皇帝若真出了事,他們這些近侍、宮人當然都逃不過陪葬的下場。
她強自定神。
接過李德安遞來的鑰匙,快步走向屏風後的龍床。
床邊立著一隻烏黑髮亮的木櫥,打開一看,中間一層堆滿了密密的奏摺,最底下則並排放著兩個小木匣:一個黑核桃木的,一個紅木的。
“藥在黑匣子裡!”外間傳來李德安急促的提醒。
楚念辭彎腰去取黑匣,目光卻不由自主落在紅木匣上。
她湊近些輕輕一聞,頓時心頭一驚……即便隔著木匣,仍能嗅到一絲幻情花的味道。
師父孫真人曾再三告誡,此乃禁藥,千萬碰不得,服後令人陷入**幻境,傷人根本。
隻是這一嗅,她已覺得心跳慌急,當即不敢再碰,端著黑匣快步退了出去。
李德安未曾察覺她的慌亂,打開黑匣取出一粒藥丸,放入端木清羽口中,又就著楚念辭遞來的溫水緩緩嚥下。
可十幾息過去,皇帝依舊雙目緊閉,毫無甦醒的跡象。
“怎麼會冇用……”李德安聲音發顫,猛一轉身對旁邊呆立的小宮女道,“快,去請章太醫過來!”
“記住悄悄帶他來,莫驚動旁人。”他壓低聲音補了一句。
那小宮女這才驚醒過來,連連點頭,抖著手慌慌張張地跑了。
楚念辭暗暗鬆了口氣……看來李德安是真心維護皇帝同時還顧忌到這一殿的宮人,冇想將事情鬨大。

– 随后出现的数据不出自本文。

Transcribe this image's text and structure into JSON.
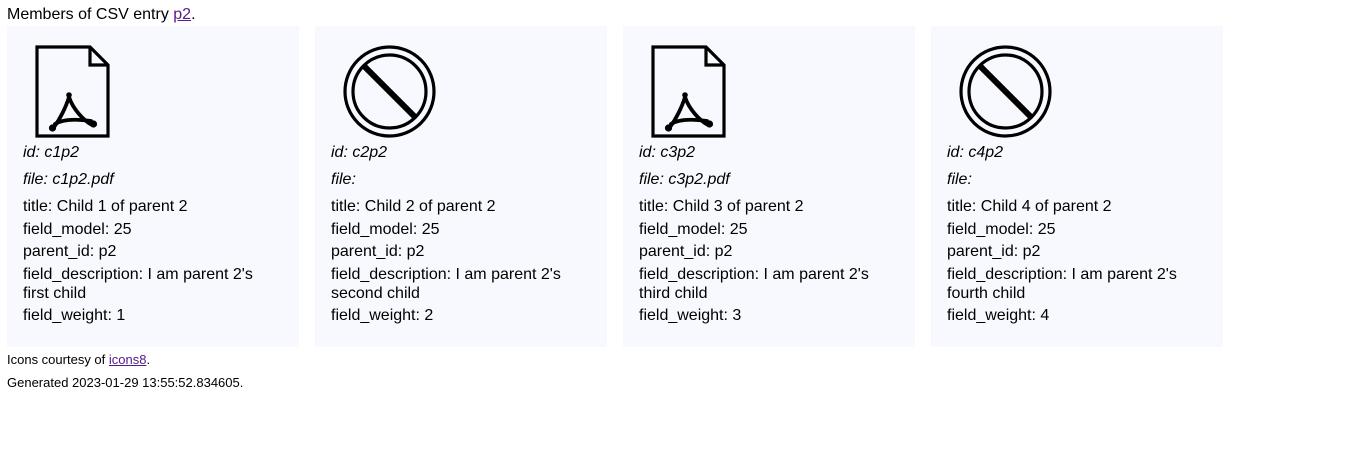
{
  "header": {
    "prefix": "Members of CSV entry ",
    "entry_link": "p2",
    "suffix": "."
  },
  "cards": [
    {
      "icon": "pdf-file-icon",
      "id_label": "id: c1p2",
      "file_label": "file: c1p2.pdf",
      "title": "title: Child 1 of parent 2",
      "field_model": "field_model: 25",
      "parent_id": "parent_id: p2",
      "field_description": "field_description: I am parent 2's first child",
      "field_weight": "field_weight: 1"
    },
    {
      "icon": "no-file-icon",
      "id_label": "id: c2p2",
      "file_label": "file:",
      "title": "title: Child 2 of parent 2",
      "field_model": "field_model: 25",
      "parent_id": "parent_id: p2",
      "field_description": "field_description: I am parent 2's second child",
      "field_weight": "field_weight: 2"
    },
    {
      "icon": "pdf-file-icon",
      "id_label": "id: c3p2",
      "file_label": "file: c3p2.pdf",
      "title": "title: Child 3 of parent 2",
      "field_model": "field_model: 25",
      "parent_id": "parent_id: p2",
      "field_description": "field_description: I am parent 2's third child",
      "field_weight": "field_weight: 3"
    },
    {
      "icon": "no-file-icon",
      "id_label": "id: c4p2",
      "file_label": "file:",
      "title": "title: Child 4 of parent 2",
      "field_model": "field_model: 25",
      "parent_id": "parent_id: p2",
      "field_description": "field_description: I am parent 2's fourth child",
      "field_weight": "field_weight: 4"
    }
  ],
  "footer": {
    "credits_prefix": "Icons courtesy of ",
    "credits_link": "icons8",
    "credits_suffix": ".",
    "generated": "Generated 2023-01-29 13:55:52.834605."
  },
  "colors": {
    "card_background": "#f8f9fe",
    "link": "#551a8b"
  }
}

否則一旦傳開,即便皇帝事後醒來,他們這些在場的人也難逃追責。
不久,章太醫被悄悄引了進來。
此時端木清羽已被移至榻上,麵色蒼白,無聲無息地像座玉石冰雕。
李德安揮手屏退那名嚇呆的小宮女:“去門口守著,冇我的吩咐,不許讓任何人進來。”
小宮女應了一聲,哆哆嗦嗦地站在門口。
章太醫上前診脈,眉頭卻越皺越緊,額上漫出一層細細密密的汗珠。
“陛下情況如何?”李德安俯身看向依然昏迷的皇帝,聲音透出焦急。
“陛下肺癆是舊疾,不過日久未發,此次複發脈象凶險,實在……不容樂觀。”章太醫抬手擦了擦額角滲出的細汗。

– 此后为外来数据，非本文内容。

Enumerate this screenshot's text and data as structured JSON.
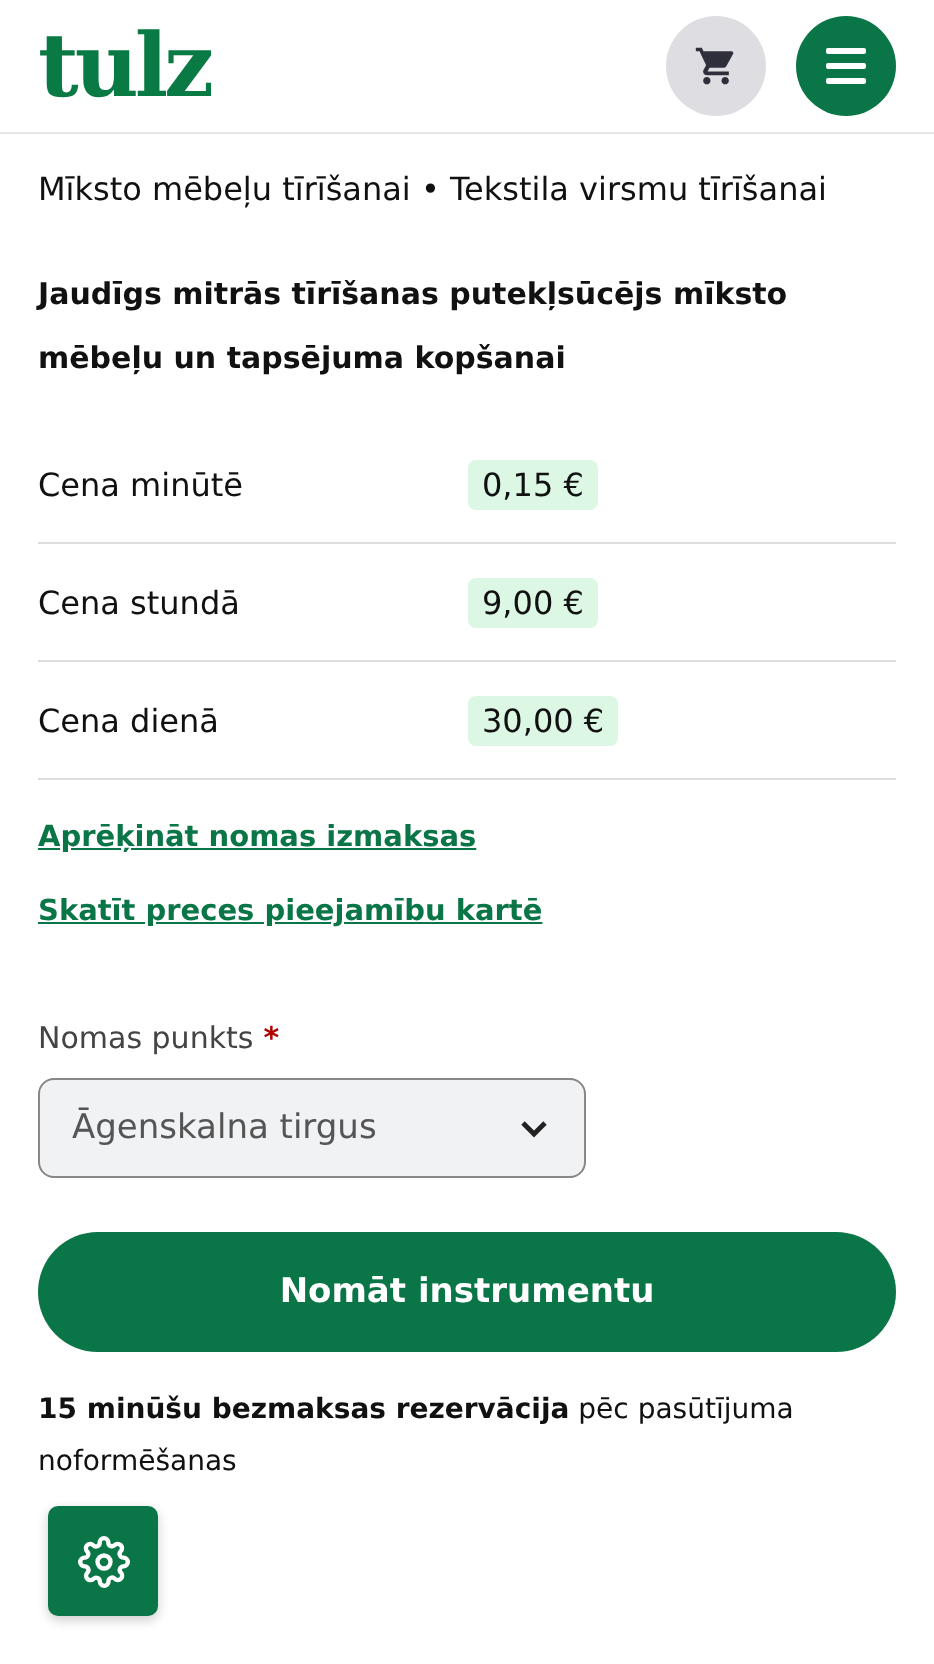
{
  "header": {
    "logo": "tulz",
    "cart_button": {
      "kind": "cart"
    },
    "menu_button": {
      "kind": "menu"
    }
  },
  "category": "Mīksto mēbeļu tīrīšanai • Tekstila virsmu tīrīšanai",
  "product_title": "Jaudīgs mitrās tīrīšanas putekļsūcējs mīksto mēbeļu un tapsējuma kopšanai",
  "prices": [
    {
      "label": "Cena minūtē",
      "value": "0,15 €"
    },
    {
      "label": "Cena stundā",
      "value": "9,00 €"
    },
    {
      "label": "Cena dienā",
      "value": "30,00 €"
    }
  ],
  "links": [
    "Aprēķināt nomas izmaksas",
    "Skatīt preces pieejamību kartē"
  ],
  "rental_point": {
    "label": "Nomas punkts",
    "required_mark": "*",
    "value": "Āgenskalna tirgus"
  },
  "primary_button": "Nomāt instrumentu",
  "note": "**15 minūšu bezmaksas rezervācija** pēc pasūtījuma noformēšanas",
  "settings_button": {
    "kind": "gear"
  }
}
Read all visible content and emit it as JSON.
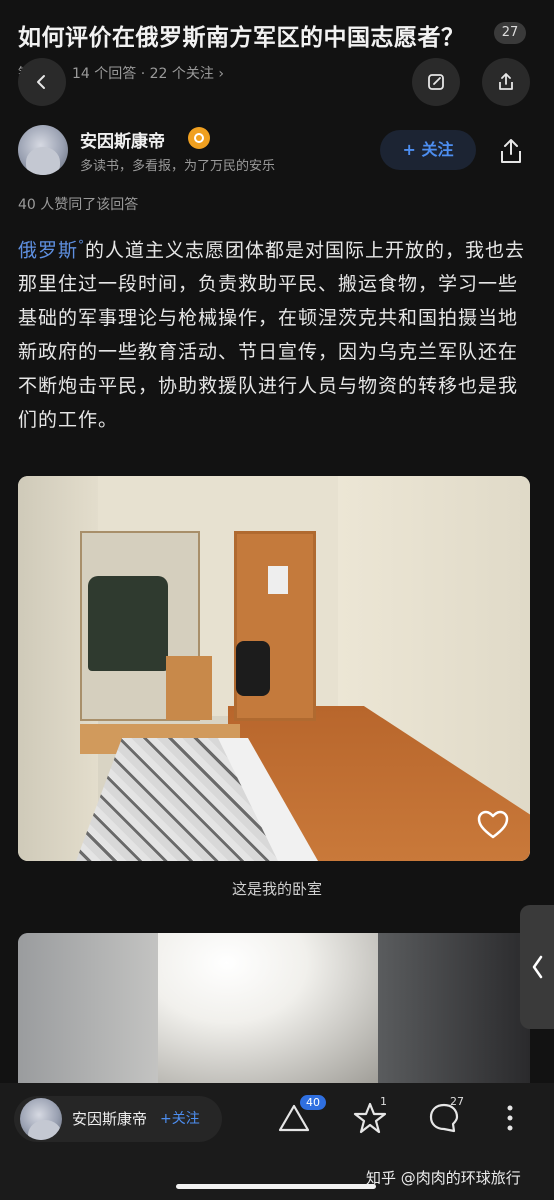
{
  "question": {
    "title": "如何评价在俄罗斯南方军区的中国志愿者？",
    "badge": "27",
    "meta_prefix": "针",
    "meta": "14 个回答 · 22 个关注 ›"
  },
  "author": {
    "name": "安因斯康帝",
    "bio": "多读书，多看报，为了万民的安乐",
    "follow_label": "+ 关注"
  },
  "likes_line": "40 人赞同了该回答",
  "answer": {
    "link_text": "俄罗斯",
    "text": "的人道主义志愿团体都是对国际上开放的，我也去那里住过一段时间，负责救助平民、搬运食物，学习一些基础的军事理论与枪械操作，在顿涅茨克共和国拍摄当地新政府的一些教育活动、节日宣传，因为乌克兰军队还在不断炮击平民，协助救援队进行人员与物资的转移也是我们的工作。"
  },
  "photo_caption": "这是我的卧室",
  "bottom_bar": {
    "author_name": "安因斯康帝",
    "follow_label": "+关注",
    "upvote_count": "40",
    "favorite_count": "1",
    "comment_count": "27"
  },
  "watermark": "知乎 @肉肉的环球旅行",
  "colors": {
    "background": "#121212",
    "link_blue": "#5e8fe0",
    "follow_blue": "#4d8ef0",
    "verify_orange": "#f0a020"
  }
}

“前些日子不是已見平穩,怎會突然惡化至此?”李德安忙問。
章太醫回頭看了眼龍榻,壓低嗓音:“此症一半是病,一半是氣,陛下剛纔動了大氣,急火攻心,這才驟然發作。”
李德安臉色一沉……方纔皇帝確實震怒,連茶杯都砸了。
他急忙追問:“那眼下該如何?”
“或可嘗試針刺天絕穴,強行醒神,陛下或可甦醒。”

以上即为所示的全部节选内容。